Chick-fil-A Offering Free Ice Cream to Diners Who Put Away Their Cell Phones
The Chick-fil-A restaurant chain has announced that it will be rewarding free ice cream to customers who can enjoy their meal without looking at their cell phones.
The new initiative, Cell Phone Coop Challenge, invites customers to place their mobile phones in a small white box, representing a chicken coop, at their table so they may eat their meal without being tempted to check their devices.
If customers are able to eat their entire meal without looking at their phones, they are then rewarded free ice cream.
As Fox News reports, 150 Chick-fil-A locations are already participating in the event.
Brad Williams, who oversees a Chick-fil-A in Suwanee, Georgia, told the media outlet that his restaurant wants to "provide a sense of community for our customers, where family and friends can come together and share quality time with one another."
"But as we all know, technology increasingly demands more of our time and can be a big distraction, even while we're eating. This got me thinking about what we could do to reduce this distraction during meals," Williams, who came up with the "Cell Phone Coop Challenge," explained.

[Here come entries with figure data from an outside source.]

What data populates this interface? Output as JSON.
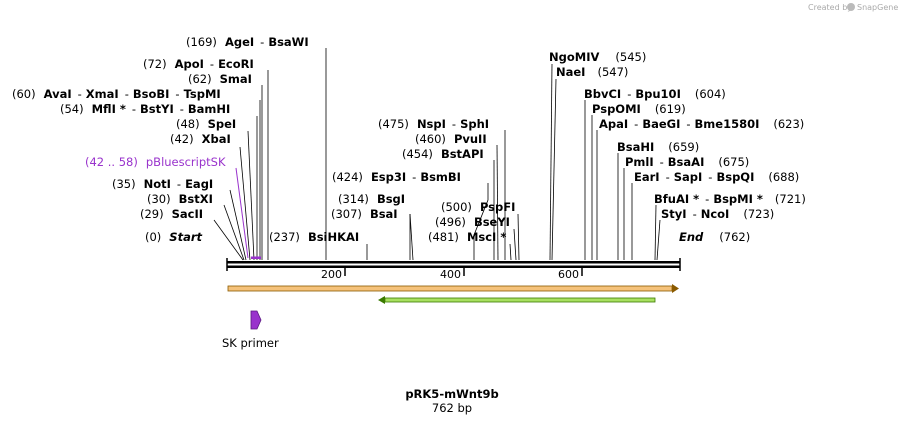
{
  "credit": {
    "text": "Created by",
    "brand": "SnapGene"
  },
  "title": "pRK5-mWnt9b",
  "subtitle": "762 bp",
  "start": {
    "pos": "(0)",
    "label": "Start"
  },
  "end": {
    "label": "End",
    "pos": "(762)"
  },
  "ticks": [
    "200",
    "400",
    "600"
  ],
  "feature_pbluescript": {
    "pos": "(42 .. 58)",
    "label": "pBluescriptSK"
  },
  "primer": {
    "label": "SK primer"
  },
  "colors": {
    "purple": "#9933cc",
    "orf_orange": "#f5a623",
    "orf_green": "#55cc00"
  },
  "sites_left": [
    {
      "pos": "(169)",
      "names": [
        "AgeI",
        "BsaWI"
      ]
    },
    {
      "pos": "(72)",
      "names": [
        "ApoI",
        "EcoRI"
      ]
    },
    {
      "pos": "(62)",
      "names": [
        "SmaI"
      ]
    },
    {
      "pos": "(60)",
      "names": [
        "AvaI",
        "XmaI",
        "BsoBI",
        "TspMI"
      ]
    },
    {
      "pos": "(54)",
      "names": [
        "MflI *",
        "BstYI",
        "BamHI"
      ]
    },
    {
      "pos": "(48)",
      "names": [
        "SpeI"
      ]
    },
    {
      "pos": "(42)",
      "names": [
        "XbaI"
      ]
    },
    {
      "pos": "(35)",
      "names": [
        "NotI",
        "EagI"
      ]
    },
    {
      "pos": "(30)",
      "names": [
        "BstXI"
      ]
    },
    {
      "pos": "(29)",
      "names": [
        "SacII"
      ]
    },
    {
      "pos": "(237)",
      "names": [
        "BsiHKAI"
      ]
    }
  ],
  "sites_middle": [
    {
      "pos": "(475)",
      "names": [
        "NspI",
        "SphI"
      ]
    },
    {
      "pos": "(460)",
      "names": [
        "PvuII"
      ]
    },
    {
      "pos": "(454)",
      "names": [
        "BstAPI"
      ]
    },
    {
      "pos": "(424)",
      "names": [
        "Esp3I",
        "BsmBI"
      ]
    },
    {
      "pos": "(314)",
      "names": [
        "BsgI"
      ]
    },
    {
      "pos": "(307)",
      "names": [
        "BsaI"
      ]
    },
    {
      "pos": "(500)",
      "names": [
        "PspFI"
      ]
    },
    {
      "pos": "(496)",
      "names": [
        "BseYI"
      ]
    },
    {
      "pos": "(481)",
      "names": [
        "MscI *"
      ]
    }
  ],
  "sites_right": [
    {
      "pos": "(545)",
      "names": [
        "NgoMIV"
      ]
    },
    {
      "pos": "(547)",
      "names": [
        "NaeI"
      ]
    },
    {
      "pos": "(604)",
      "names": [
        "BbvCI",
        "Bpu10I"
      ]
    },
    {
      "pos": "(619)",
      "names": [
        "PspOMI"
      ]
    },
    {
      "pos": "(623)",
      "names": [
        "ApaI",
        "BaeGI",
        "Bme1580I"
      ]
    },
    {
      "pos": "(659)",
      "names": [
        "BsaHI"
      ]
    },
    {
      "pos": "(675)",
      "names": [
        "PmlI",
        "BsaAI"
      ]
    },
    {
      "pos": "(688)",
      "names": [
        "EarI",
        "SapI",
        "BspQI"
      ]
    },
    {
      "pos": "(721)",
      "names": [
        "BfuAI *",
        "BspMI *"
      ]
    },
    {
      "pos": "(723)",
      "names": [
        "StyI",
        "NcoI"
      ]
    }
  ]
}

Williams told Inside Chick-fil-A that he is surprised by how much attention his challenge has gained.
"The challenge has completely taken off. We have families who aren't successful the first time and come back to try again. We even have people asking to take the boxes home with them," the restaurant operator said.
"I had no idea this challenge would get so big – we didn't even publicize it outside our restaurant," the business owner continued. "I just want to see if we can play a small part in helping the families within our community reconnect. It's what we're all about."

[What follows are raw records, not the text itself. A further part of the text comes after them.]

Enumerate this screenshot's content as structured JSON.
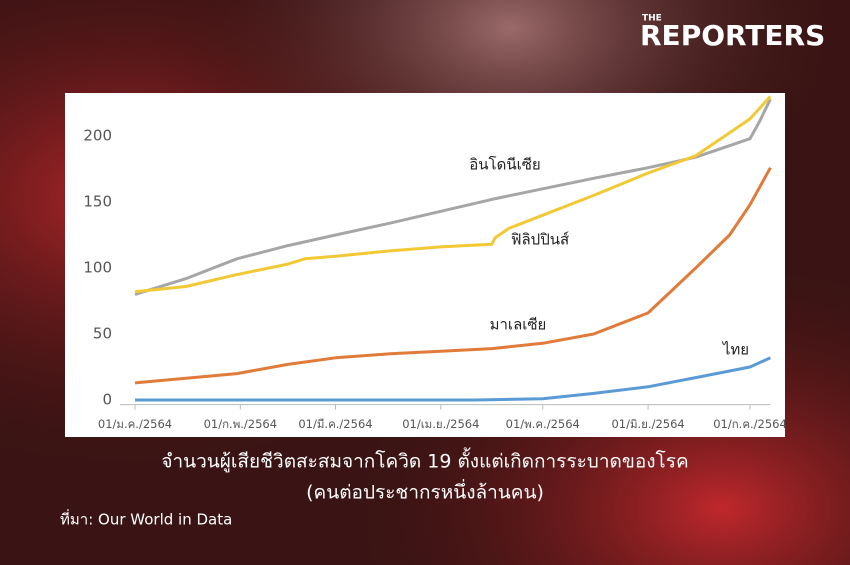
{
  "logo": {
    "small": "THE",
    "name": "REPORTERS"
  },
  "chart_data": {
    "type": "line",
    "title": "จำนวนผู้เสียชีวิตสะสมจากโควิด 19 ตั้งแต่เกิดการระบาดของโรค",
    "subtitle": "(คนต่อประชากรหนึ่งล้านคน)",
    "source": "ที่มา: Our World in Data",
    "xlim": [
      -3,
      190
    ],
    "xticks": [
      {
        "value": 0,
        "label": "01/ม.ค./2564"
      },
      {
        "value": 31,
        "label": "01/ก.พ./2564"
      },
      {
        "value": 59,
        "label": "01/มี.ค./2564"
      },
      {
        "value": 90,
        "label": "01/เม.ย./2564"
      },
      {
        "value": 120,
        "label": "01/พ.ค./2564"
      },
      {
        "value": 151,
        "label": "01/มิ.ย./2564"
      },
      {
        "value": 181,
        "label": "01/ก.ค./2564"
      }
    ],
    "ylim": [
      -8,
      232
    ],
    "yticks": [
      0,
      50,
      100,
      150,
      200
    ],
    "series": [
      {
        "name": "อินโดนีเซีย",
        "color": "#a6a6a6",
        "x": [
          0,
          15,
          30,
          45,
          59,
          75,
          90,
          105,
          120,
          135,
          151,
          165,
          181,
          184,
          187
        ],
        "values": [
          80,
          92,
          107,
          117,
          125,
          134,
          143,
          152,
          160,
          168,
          176,
          184,
          198,
          212,
          228
        ]
      },
      {
        "name": "ฟิลิปปินส์",
        "color": "#f2c935",
        "x": [
          0,
          15,
          30,
          45,
          50,
          59,
          75,
          90,
          105,
          106,
          110,
          120,
          135,
          151,
          165,
          181,
          187
        ],
        "values": [
          82,
          86,
          95,
          103,
          107,
          109,
          113,
          116,
          118,
          123,
          130,
          140,
          155,
          172,
          185,
          213,
          230
        ]
      },
      {
        "name": "มาเลเซีย",
        "color": "#e07b39",
        "x": [
          0,
          30,
          45,
          59,
          75,
          90,
          105,
          120,
          135,
          145,
          151,
          165,
          175,
          181,
          187
        ],
        "values": [
          13,
          20,
          27,
          32,
          35,
          37,
          39,
          43,
          50,
          60,
          66,
          100,
          125,
          148,
          176
        ]
      },
      {
        "name": "ไทย",
        "color": "#5b9bd5",
        "x": [
          0,
          100,
          120,
          135,
          151,
          165,
          181,
          187
        ],
        "values": [
          0,
          0,
          1,
          5,
          10,
          17,
          25,
          32
        ]
      }
    ]
  }
}
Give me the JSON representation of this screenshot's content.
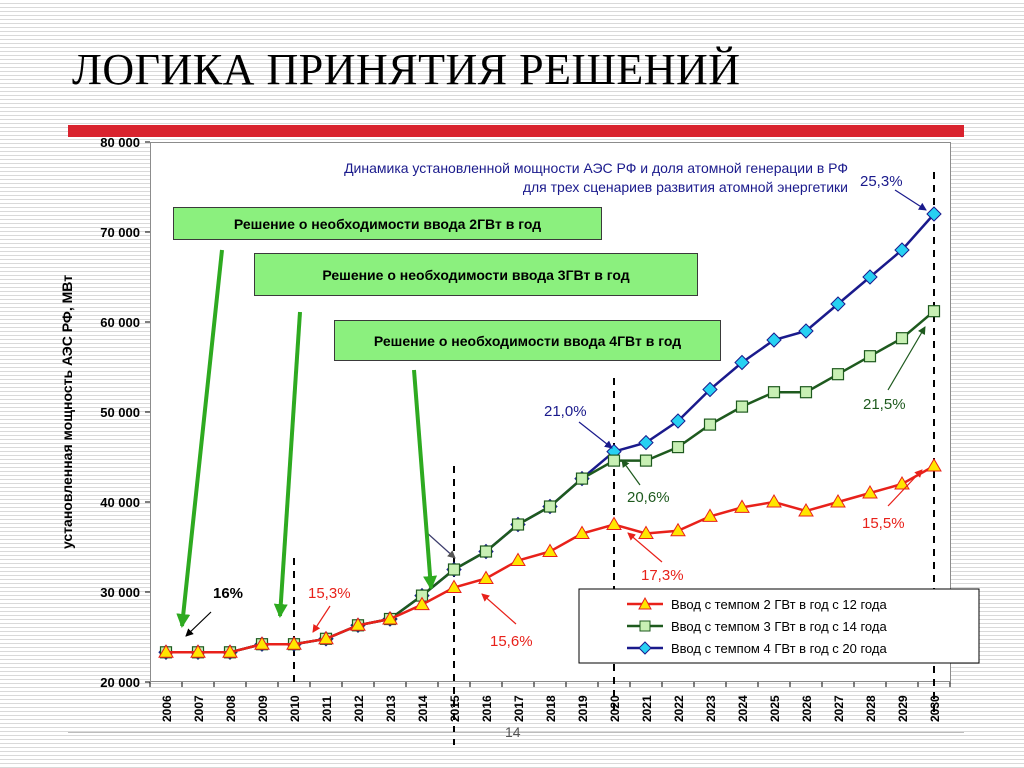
{
  "slide": {
    "title": "ЛОГИКА ПРИНЯТИЯ РЕШЕНИЙ",
    "page_number": "14",
    "accent_color": "#d9232e"
  },
  "notes": [
    "Решение о необходимости ввода 2ГВт в год",
    "Решение о необходимости ввода 3ГВт в год",
    "Решение о необходимости ввода 4ГВт в год"
  ],
  "chart_data": {
    "type": "line",
    "title": "Динамика установленной мощности АЭС РФ и доля атомной генерации в РФ для трех сценариев развития атомной энергетики",
    "title_lines": [
      "Динамика установленной мощности АЭС РФ и доля атомной генерации в РФ",
      "для трех сценариев развития атомной энергетики"
    ],
    "ylabel": "установленная мощность АЭС РФ, МВт",
    "xlabel": "",
    "ylim": [
      20000,
      80000
    ],
    "yticks": [
      20000,
      30000,
      40000,
      50000,
      60000,
      70000,
      80000
    ],
    "ytick_labels": [
      "20 000",
      "30 000",
      "40 000",
      "50 000",
      "60 000",
      "70 000",
      "80 000"
    ],
    "categories": [
      "2006",
      "2007",
      "2008",
      "2009",
      "2010",
      "2011",
      "2012",
      "2013",
      "2014",
      "2015",
      "2016",
      "2017",
      "2018",
      "2019",
      "2020",
      "2021",
      "2022",
      "2023",
      "2024",
      "2025",
      "2026",
      "2027",
      "2028",
      "2029",
      "2030"
    ],
    "grid": false,
    "legend_position": "bottom-right",
    "series": [
      {
        "name": "Ввод с темпом 2 ГВт в год с 12 года",
        "color": "#e8211a",
        "marker": "triangle",
        "marker_color": "#ffe600",
        "values": [
          23300,
          23300,
          23300,
          24200,
          24200,
          24800,
          26300,
          27000,
          28600,
          30500,
          31500,
          33500,
          34500,
          36500,
          37500,
          36500,
          36800,
          38400,
          39400,
          40000,
          39000,
          40000,
          41000,
          42000,
          44000
        ]
      },
      {
        "name": "Ввод с темпом 3 ГВт в год с 14 года",
        "color": "#1e5a1e",
        "marker": "square",
        "marker_color": "#c8f0b4",
        "values": [
          23300,
          23300,
          23300,
          24200,
          24200,
          24800,
          26300,
          27000,
          29600,
          32500,
          34500,
          37500,
          39500,
          42600,
          44600,
          44600,
          46100,
          48600,
          50600,
          52200,
          52200,
          54200,
          56200,
          58200,
          61200
        ]
      },
      {
        "name": "Ввод с темпом 4 ГВт в год с 20 года",
        "color": "#1a1a8c",
        "marker": "diamond",
        "marker_color": "#27d1f2",
        "values": [
          23300,
          23300,
          23300,
          24200,
          24200,
          24800,
          26300,
          27000,
          29600,
          32500,
          34500,
          37500,
          39500,
          42600,
          45600,
          46600,
          49000,
          52500,
          55500,
          58000,
          59000,
          62000,
          65000,
          68000,
          72000
        ]
      }
    ],
    "annotations": [
      {
        "text": "16%",
        "color": "#000000"
      },
      {
        "text": "15,3%",
        "color": "#e8211a"
      },
      {
        "text": "15,6%",
        "color": "#e8211a"
      },
      {
        "text": "17,3%",
        "color": "#e8211a"
      },
      {
        "text": "15,5%",
        "color": "#e8211a"
      },
      {
        "text": "20,6%",
        "color": "#1e5a1e"
      },
      {
        "text": "21,5%",
        "color": "#1e5a1e"
      },
      {
        "text": "21,0%",
        "color": "#1a1a8c"
      },
      {
        "text": "25,3%",
        "color": "#1a1a8c"
      }
    ]
  }
}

Chick-fil-A, which was founded by S. Truett Cathy, a Southern Baptist, has a long history of Christian values that include giving back to the community.
As The Christian Post reported in December 2015, a Chick-fil-A in Tennessee partnered with a local church to provide a van to a single mother who recently lost her car in a fire.
Todd Hunley, owner of Chick-fil-A in Madison, Tennessee, joined forces with Kevin Cook, a pastor from the local Crosspoint Community Church, to purchase a reliable vehicle for single mother Morgan Carter, whose car caught fire as she was ordering from the restaurant's drive-thru window.
Hunley told CP in an interview last year that he believes any Chick-fil-A restaurant in the country would have done the same if faced with a similar situation thanks to its charitable culture.
"The big thing is that whether this happened at my store or at any Chick-fil-A in the United States, I would bet almost 100 percent there would have been the same response because that is just how we are," Hunley said. "It's the coolest thing in the world when God gives you these opportunities. It was really neat just to be part of it."
In January, Joshua Stout, manager of a Chick-fil-A in Murfreesboro, Tennessee, was caught in an act of kindness when he bought a full meal for a homeless customer and offered to say a prayer with him.
"I was thankful to see so many people cared and so many people wanted to share it. We are a people business. We serve food, but we also serve kindness and compassion," Stout told News 2 of his act, which went viral on the internet.